Constitutionally, the President clearly possesses the power to repel attacks and to forestall imminent attacks against the United States and its armed forces, and to protect Americans in imminent danger abroad. But the decision to go beyond this and commence a war belongs to Congress. Major military action with far-reaching objectives such as regime change is precisely the kind of action that constitutionally should be debated and authorized by Congress in advance.

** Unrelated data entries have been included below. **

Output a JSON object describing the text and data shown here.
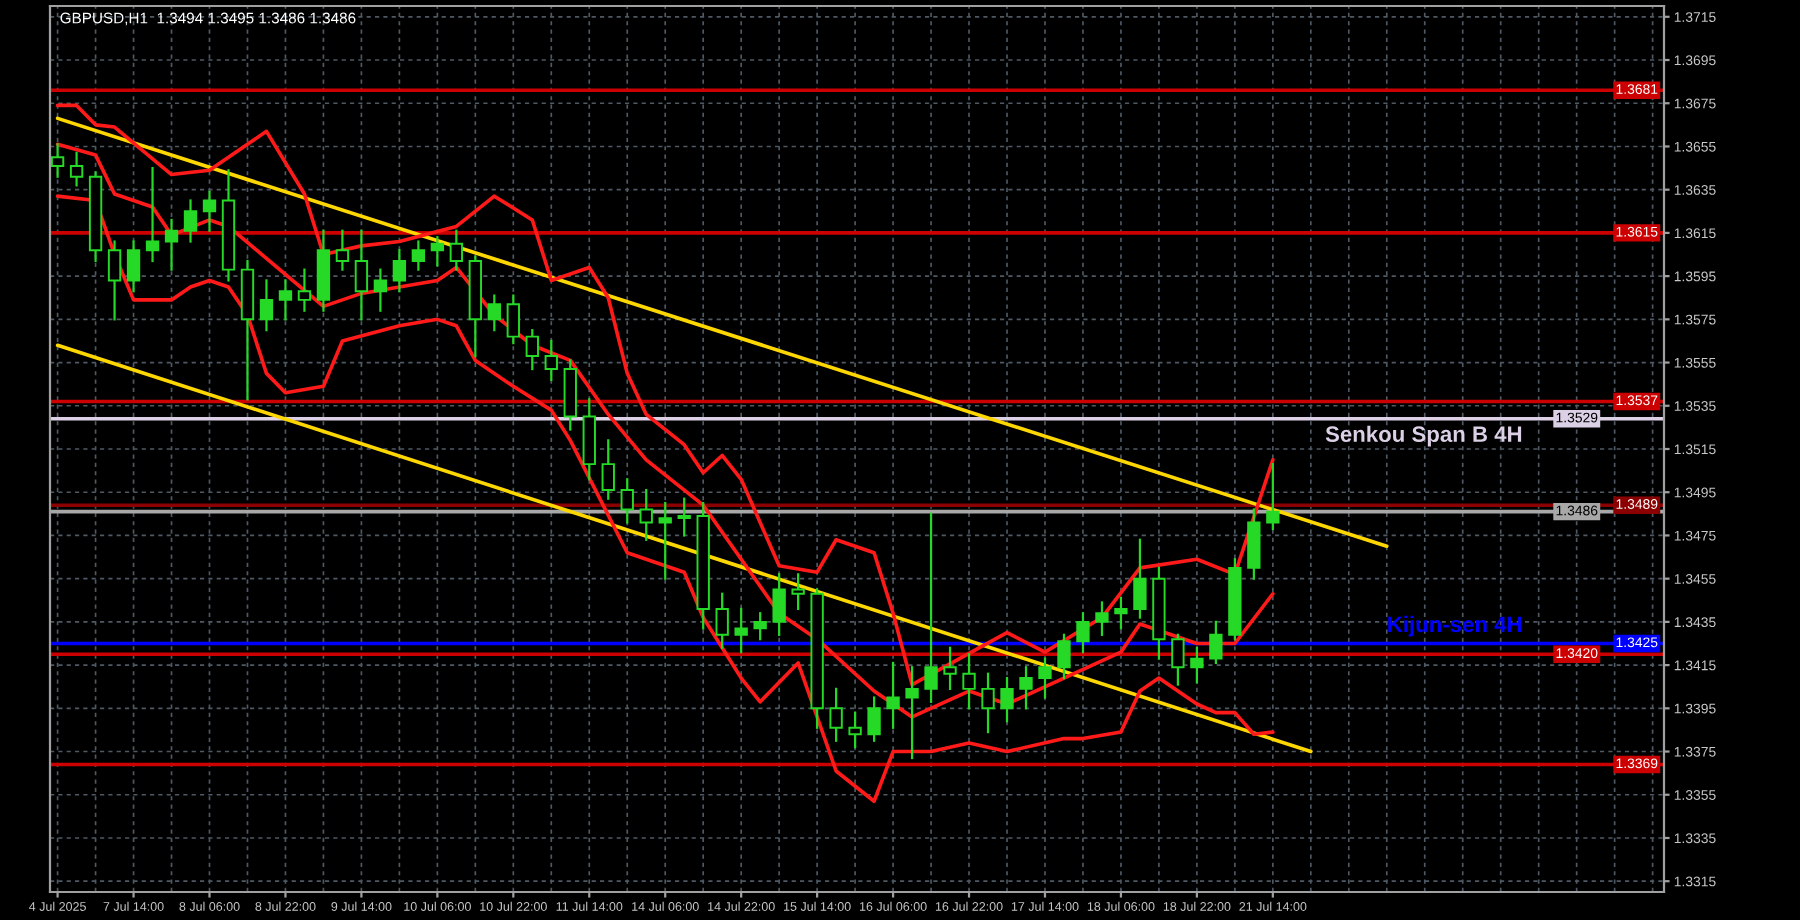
{
  "chart_data": {
    "type": "candlestick",
    "title": "GBPUSD,H1  1.3494 1.3495 1.3486 1.3486",
    "color": "#26d926",
    "categories": [
      "4 Jul 2025",
      null,
      null,
      null,
      "7 Jul 14:00",
      null,
      null,
      null,
      "8 Jul 06:00",
      null,
      null,
      null,
      "8 Jul 22:00",
      null,
      null,
      null,
      "9 Jul 14:00",
      null,
      null,
      null,
      "10 Jul 06:00",
      null,
      null,
      null,
      "10 Jul 22:00",
      null,
      null,
      null,
      "11 Jul 14:00",
      null,
      null,
      null,
      "14 Jul 06:00",
      null,
      null,
      null,
      "14 Jul 22:00",
      null,
      null,
      null,
      "15 Jul 14:00",
      null,
      null,
      null,
      "16 Jul 06:00",
      null,
      null,
      null,
      "16 Jul 22:00",
      null,
      null,
      null,
      "17 Jul 14:00",
      null,
      null,
      null,
      "18 Jul 06:00",
      null,
      null,
      null,
      "18 Jul 22:00",
      null,
      null,
      null,
      "21 Jul 14:00",
      null,
      null,
      null,
      null,
      null,
      null,
      null,
      null,
      null,
      null,
      null,
      null,
      null,
      null,
      null,
      null,
      null,
      null,
      null,
      null
    ],
    "ohlc": [
      [
        1.365,
        1.3656,
        1.3641,
        1.3646
      ],
      [
        1.3646,
        1.3652,
        1.3637,
        1.3641
      ],
      [
        1.3641,
        1.3643,
        1.3602,
        1.3607
      ],
      [
        1.3607,
        1.3611,
        1.3575,
        1.3593
      ],
      [
        1.3593,
        1.3611,
        1.3588,
        1.3607
      ],
      [
        1.3607,
        1.3645,
        1.3602,
        1.3611
      ],
      [
        1.3611,
        1.3621,
        1.3598,
        1.3616
      ],
      [
        1.3616,
        1.363,
        1.3611,
        1.3625
      ],
      [
        1.3625,
        1.3634,
        1.3616,
        1.363
      ],
      [
        1.363,
        1.3644,
        1.3593,
        1.3598
      ],
      [
        1.3598,
        1.3602,
        1.3538,
        1.3575
      ],
      [
        1.3575,
        1.3593,
        1.357,
        1.3584
      ],
      [
        1.3584,
        1.3593,
        1.3575,
        1.3588
      ],
      [
        1.3588,
        1.3598,
        1.3579,
        1.3584
      ],
      [
        1.3584,
        1.3616,
        1.3579,
        1.3607
      ],
      [
        1.3607,
        1.3616,
        1.3598,
        1.3602
      ],
      [
        1.3602,
        1.3616,
        1.3575,
        1.3588
      ],
      [
        1.3588,
        1.3598,
        1.3579,
        1.3593
      ],
      [
        1.3593,
        1.3607,
        1.3588,
        1.3602
      ],
      [
        1.3602,
        1.3611,
        1.3598,
        1.3607
      ],
      [
        1.3607,
        1.3613,
        1.36,
        1.361
      ],
      [
        1.361,
        1.3616,
        1.3598,
        1.3602
      ],
      [
        1.3602,
        1.3604,
        1.3558,
        1.3575
      ],
      [
        1.3575,
        1.3586,
        1.357,
        1.3582
      ],
      [
        1.3582,
        1.3586,
        1.3564,
        1.3567
      ],
      [
        1.3567,
        1.357,
        1.3552,
        1.3558
      ],
      [
        1.3558,
        1.3565,
        1.3547,
        1.3552
      ],
      [
        1.3552,
        1.3556,
        1.3524,
        1.353
      ],
      [
        1.353,
        1.3538,
        1.3501,
        1.3508
      ],
      [
        1.3508,
        1.3519,
        1.3492,
        1.3496
      ],
      [
        1.3496,
        1.3501,
        1.3481,
        1.3487
      ],
      [
        1.3487,
        1.3496,
        1.3473,
        1.3481
      ],
      [
        1.3481,
        1.349,
        1.3455,
        1.3483
      ],
      [
        1.3483,
        1.3492,
        1.3475,
        1.3484
      ],
      [
        1.3484,
        1.349,
        1.3432,
        1.3441
      ],
      [
        1.3441,
        1.3448,
        1.3423,
        1.3429
      ],
      [
        1.3429,
        1.3441,
        1.3421,
        1.3432
      ],
      [
        1.3432,
        1.3439,
        1.3427,
        1.3435
      ],
      [
        1.3435,
        1.3457,
        1.3429,
        1.345
      ],
      [
        1.345,
        1.3457,
        1.3441,
        1.3448
      ],
      [
        1.3448,
        1.345,
        1.3386,
        1.3395
      ],
      [
        1.3395,
        1.3404,
        1.338,
        1.3386
      ],
      [
        1.3386,
        1.3393,
        1.3377,
        1.3383
      ],
      [
        1.3383,
        1.34,
        1.338,
        1.3395
      ],
      [
        1.3395,
        1.3416,
        1.3386,
        1.34
      ],
      [
        1.34,
        1.3414,
        1.3372,
        1.3404
      ],
      [
        1.3404,
        1.3485,
        1.3398,
        1.3414
      ],
      [
        1.3414,
        1.3423,
        1.3404,
        1.3411
      ],
      [
        1.3411,
        1.342,
        1.3395,
        1.3404
      ],
      [
        1.3404,
        1.3411,
        1.3384,
        1.3395
      ],
      [
        1.3395,
        1.3409,
        1.3389,
        1.3404
      ],
      [
        1.3404,
        1.3414,
        1.3395,
        1.3409
      ],
      [
        1.3409,
        1.3418,
        1.34,
        1.3414
      ],
      [
        1.3414,
        1.3429,
        1.3409,
        1.3426
      ],
      [
        1.3426,
        1.3439,
        1.3421,
        1.3435
      ],
      [
        1.3435,
        1.3444,
        1.3429,
        1.3439
      ],
      [
        1.3439,
        1.3446,
        1.3432,
        1.3441
      ],
      [
        1.3441,
        1.3473,
        1.3437,
        1.3455
      ],
      [
        1.3455,
        1.346,
        1.3418,
        1.3427
      ],
      [
        1.3427,
        1.3429,
        1.3406,
        1.3414
      ],
      [
        1.3414,
        1.3423,
        1.3407,
        1.3418
      ],
      [
        1.3418,
        1.3435,
        1.3416,
        1.3429
      ],
      [
        1.3429,
        1.3464,
        1.3427,
        1.346
      ],
      [
        1.346,
        1.3487,
        1.3455,
        1.3481
      ],
      [
        1.3481,
        1.3508,
        1.3478,
        1.3486
      ],
      null,
      null,
      null,
      null,
      null,
      null,
      null,
      null,
      null,
      null,
      null,
      null,
      null,
      null,
      null,
      null,
      null,
      null,
      null,
      null
    ],
    "series": [
      {
        "type": "line",
        "color": "#ffd700",
        "values": [
          1.3668,
          null,
          null,
          null,
          null,
          null,
          null,
          null,
          null,
          null,
          null,
          null,
          null,
          null,
          null,
          null,
          null,
          null,
          null,
          null,
          null,
          null,
          null,
          null,
          null,
          null,
          null,
          null,
          null,
          null,
          null,
          null,
          null,
          null,
          null,
          null,
          null,
          null,
          null,
          null,
          null,
          null,
          null,
          null,
          null,
          null,
          null,
          null,
          null,
          null,
          null,
          null,
          null,
          null,
          null,
          null,
          null,
          null,
          null,
          null,
          null,
          null,
          null,
          null,
          null,
          null,
          null,
          null,
          null,
          null,
          1.347,
          null,
          null,
          null,
          null,
          null,
          null,
          null,
          null,
          null,
          null,
          null,
          null,
          null,
          null
        ]
      },
      {
        "type": "line",
        "color": "#ffd700",
        "values": [
          1.3563,
          null,
          null,
          null,
          null,
          null,
          null,
          null,
          null,
          null,
          null,
          null,
          null,
          null,
          null,
          null,
          null,
          null,
          null,
          null,
          null,
          null,
          null,
          null,
          null,
          null,
          null,
          null,
          null,
          null,
          null,
          null,
          null,
          null,
          null,
          null,
          null,
          null,
          null,
          null,
          null,
          null,
          null,
          null,
          null,
          null,
          null,
          null,
          null,
          null,
          null,
          null,
          null,
          null,
          null,
          null,
          null,
          null,
          null,
          null,
          null,
          null,
          null,
          null,
          null,
          null,
          1.3375,
          null,
          null,
          null,
          null,
          null,
          null,
          null,
          null,
          null,
          null,
          null,
          null,
          null,
          null,
          null,
          null,
          null,
          null
        ]
      },
      {
        "type": "line",
        "color": "#ff1a1a",
        "values": [
          1.3674,
          1.3674,
          1.3665,
          1.3664,
          null,
          null,
          1.3642,
          null,
          1.3644,
          null,
          1.3656,
          1.3662,
          null,
          1.3633,
          1.3605,
          null,
          1.3609,
          null,
          1.3611,
          null,
          null,
          1.3618,
          null,
          1.3632,
          null,
          1.3621,
          1.3593,
          null,
          1.3599,
          1.3585,
          1.355,
          1.3531,
          null,
          1.3517,
          1.3504,
          1.3512,
          1.3501,
          null,
          1.3461,
          null,
          1.3458,
          1.3473,
          null,
          1.3467,
          1.3439,
          1.3406,
          null,
          null,
          null,
          null,
          1.343,
          null,
          1.3421,
          null,
          null,
          1.3437,
          null,
          1.346,
          null,
          null,
          1.3464,
          null,
          1.3457,
          null,
          1.351,
          null,
          null,
          null,
          null,
          null,
          null,
          null,
          null,
          null,
          null,
          null,
          null,
          null,
          null,
          null,
          null,
          null,
          null,
          null,
          null
        ]
      },
      {
        "type": "line",
        "color": "#ff1a1a",
        "values": [
          1.3656,
          null,
          1.3651,
          1.3633,
          null,
          1.3627,
          1.3614,
          null,
          1.3621,
          1.3618,
          null,
          null,
          null,
          null,
          1.3581,
          null,
          1.3587,
          null,
          null,
          null,
          1.3593,
          1.3599,
          null,
          1.3577,
          null,
          1.3563,
          null,
          1.3556,
          null,
          1.3531,
          null,
          1.351,
          null,
          null,
          1.3489,
          null,
          null,
          null,
          1.3439,
          null,
          1.3427,
          null,
          null,
          1.3403,
          null,
          1.3391,
          null,
          null,
          1.3403,
          null,
          1.3397,
          null,
          null,
          1.3409,
          null,
          null,
          1.3421,
          1.3434,
          null,
          null,
          1.3425,
          null,
          1.3425,
          null,
          1.3448,
          null,
          null,
          null,
          null,
          null,
          null,
          null,
          null,
          null,
          null,
          null,
          null,
          null,
          null,
          null,
          null,
          null,
          null,
          null,
          null
        ]
      },
      {
        "type": "line",
        "color": "#ff1a1a",
        "values": [
          1.3632,
          null,
          1.363,
          1.3605,
          1.3584,
          null,
          1.3584,
          1.359,
          1.3593,
          1.359,
          1.3577,
          1.355,
          1.3541,
          null,
          1.3544,
          1.3565,
          null,
          null,
          1.3572,
          null,
          1.3575,
          1.3572,
          1.3556,
          null,
          1.3544,
          null,
          1.3533,
          1.3519,
          null,
          null,
          1.3467,
          null,
          1.3461,
          1.3458,
          1.3437,
          null,
          1.3409,
          1.3398,
          null,
          1.3416,
          null,
          1.3366,
          null,
          1.3352,
          1.3375,
          null,
          1.3375,
          null,
          1.3379,
          null,
          1.3375,
          null,
          null,
          1.3381,
          1.3381,
          null,
          1.3384,
          1.3403,
          1.3409,
          null,
          1.3397,
          1.3393,
          1.3393,
          1.3383,
          1.3384,
          null,
          null,
          null,
          null,
          null,
          null,
          null,
          null,
          null,
          null,
          null,
          null,
          null,
          null,
          null,
          null,
          null,
          null,
          null,
          null
        ]
      }
    ],
    "ref_lines": [
      {
        "axis": "y",
        "value": 1.3681,
        "label": "1.3681",
        "color": "#cc0000"
      },
      {
        "axis": "y",
        "value": 1.3615,
        "label": "1.3615",
        "color": "#cc0000"
      },
      {
        "axis": "y",
        "value": 1.3537,
        "label": "1.3537",
        "color": "#cc0000"
      },
      {
        "axis": "y",
        "value": 1.3529,
        "label": "1.3529",
        "color": "#dcd0e6"
      },
      {
        "axis": "y",
        "value": 1.3489,
        "label": "1.3489",
        "color": "#8b0000"
      },
      {
        "axis": "y",
        "value": 1.3486,
        "label": "1.3486",
        "color": "#a8a8a8"
      },
      {
        "axis": "y",
        "value": 1.3425,
        "label": "1.3425",
        "color": "#0000ff"
      },
      {
        "axis": "y",
        "value": 1.342,
        "label": "1.3420",
        "color": "#cc0000"
      },
      {
        "axis": "y",
        "value": 1.3369,
        "label": "1.3369",
        "color": "#cc0000"
      }
    ],
    "annotations": [
      {
        "text": "Senkou Span B 4H",
        "y": 1.3529
      },
      {
        "text": "Kijun-sen 4H",
        "y": 1.3425
      }
    ],
    "ylim": [
      1.331,
      1.372
    ],
    "yticks": [
      1.3315,
      1.3335,
      1.3355,
      1.3375,
      1.3395,
      1.3415,
      1.3435,
      1.3455,
      1.3475,
      1.3495,
      1.3515,
      1.3535,
      1.3555,
      1.3575,
      1.3595,
      1.3615,
      1.3635,
      1.3655,
      1.3675,
      1.3695,
      1.3715
    ],
    "grid": true
  }
}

Ruth Wedgwood of Yale leaned in her testimony toward an expansive theory of Presidential war-making powers, though she clearly is not thinking of anything like the unilateral executive theory claims.  She notes that the 09/18/06 Use of Force Resolution does give the President wide authoirty in going after the perpetrators of the 9/11 attacks.  But it's notable that she understands that in terms of military actions abroad, not in terms of exempting the President from FISA:

In the current situation, Congress has acted wisely to give the President broad authorization for action. In the joint resolution of September 18, 2001, the Congress declared that the horrendous acts of violence against the United States were an “unusual and extraordinary threat” to our national security. Congress authorized the President “to use all necessary and appropriate force against those nations, organizations, or persons he determines planned, authorized, committed or aided the terrorist attacksthat occurred on September 11, 2001, or harbored such organizations or persons.” The aim, as Congress noted, is “to preventany future acts of international terrorism against the United States by such nations, organizations or persons.” The central importance of this preventative aim gave Congress good warrant for permitting the President a broad range of action.

The initial strategy has been to oust al Qaeda from its comfortable sanctuary with the Taliban in Afghanistan, and to overthrow the Taliban regime. Denying al Qaeda any safe haven in Afghanistan has disrupted its operations, at least for the moment, and has rescued the civilian population of Afghanistan from the Taliban’s brutal oppression. But Congress’s foresighted resolution also appropriately permits the President to pursue al Qaeda in any other venue where it may set up shop or seek alliances.